SUMMARY The CNS of adult mammals, as compared to the peripheral nervous system of mammals or the nervous system of other organisms, has extremely limited capacity for axonal regeneration. Specific factors limiting adult mammalian regeneration of axons have been identified, but they provide an incomplete explanation for poor adult mammalian CNS regeneration. We have completed a genome-wide shRNA-based screen for endogenous genes limiting the repair of axons in the mammalian CNS. We have also conducted experiments to identify conserved genes that affect axon regeneration in the model organism C. elegans. Factors common to both experimental systems are expected to identify fundamental mechanisms in regeneration that are likely to affect the equivalent process in human patients. We aim to study and develop the translational potential of those evolutionarily conserved mechanisms here. From our studies we have selected one evolutionarily conserved pathway identified both in mouse cell culture and in C. elegans axon regeneration. It is bioinformatically the most enriched gene set in the primary mammalian screen data, with multiple family members identified, and also regulates regeneration in C. elegans. The relevance of the pathway will be tested in preclinical models of traumatic spinal cord injury. Multiple steps in the pathway will be assessed in rodent spinal cord injury models. Both gene deletion strains and pharmacological inhibition will be studied to provide a validated pathway for future therapeutic development. While we will focus on one particular pathway regulating membrane traffic in the axon, we will utilize both laser axotomy and mouse spinal cord traumatic injury to explore additional pathways identified in the primary screen. This project builds on genetic screens in the mature mammalian central nervous system and C. elegans to analyze novel mechanisms that promote axon regeneration after mammalian spinal cord injury. The findings will have high relevance for the development of novel therapeutics for neurological disorders.

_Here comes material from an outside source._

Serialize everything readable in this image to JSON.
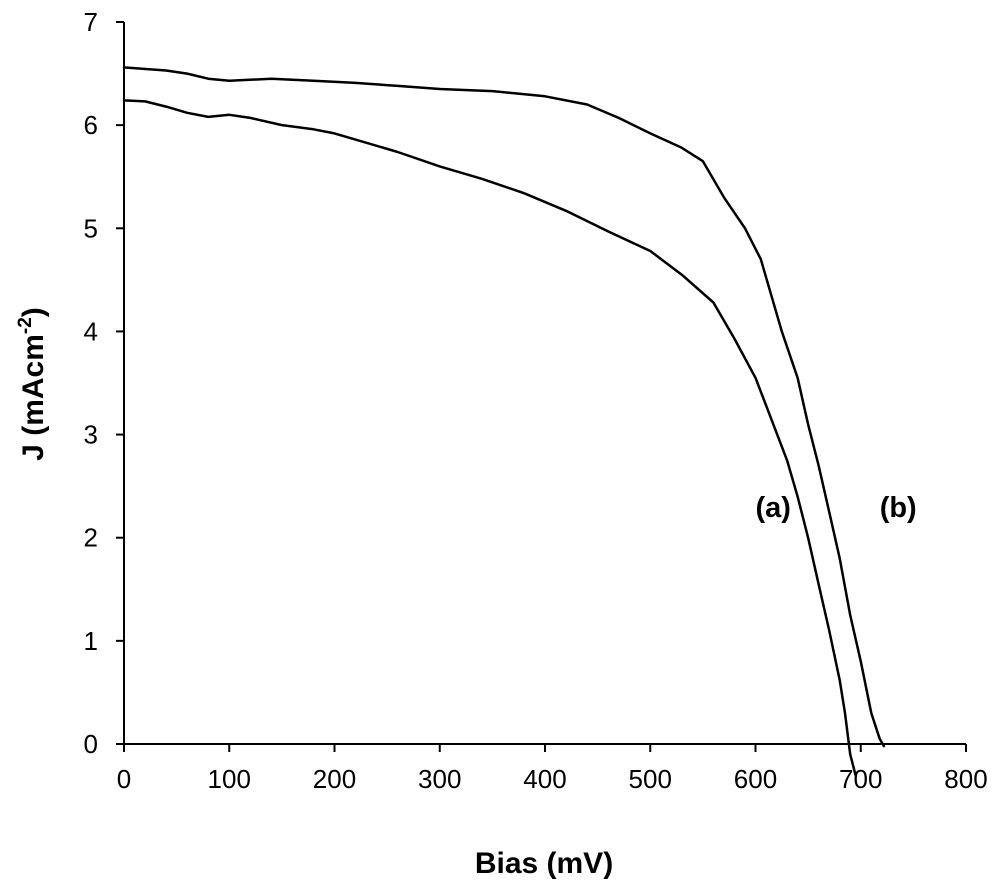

摘要 成年哺乳动物的中枢神经系统，与哺乳动物的周围神经系统或神经系统相比 轴突再生能力极其有限。特定的限制因素 成年哺乳动物轴突的再生已被确认，但它们提供了对 成年哺乳动物中枢神经系统再生能力差。我们已经完成了基于shRNA的全基因组筛选 限制哺乳动物中枢神经系统轴突修复的内源性基因。我们还进行了一些实验 在模式生物秀丽线虫中识别影响轴突再生的保守基因。共同因素 这两个实验系统都有望确定再生的基本机制 很可能会影响人类患者的相同过程。我们的目标是研究和开发 这些进化上保守的机制的翻译潜力。 从我们的研究中，我们选择了一条在小鼠细胞培养中发现的进化保守的途径 线虫的轴突再生。这是生物信息学上最丰富的基因集在初级 哺乳动物的筛选数据，识别出多个家庭成员，也调节线虫的再生。 该途径的相关性将在创伤性脊髓损伤的临床前模型中进行测试。多步骤 将在啮齿动物脊髓损伤模型中进行评估。基因缺失菌株和 将对药物抑制进行研究，为未来的治疗开发提供一条有效的途径。 虽然我们将专注于调节轴突中膜交通的一种特殊途径，但我们将利用这两种激光 轴突切断和小鼠脊髓创伤性损伤探索在初级筛选中确定的其他途径。 该项目建立在成熟哺乳动物中枢神经系统和线虫的遗传屏幕上，以 分析哺乳动物脊髓损伤后促进轴突再生的新机制。调查结果 将对神经系统疾病的新疗法的开发具有很高的相关性。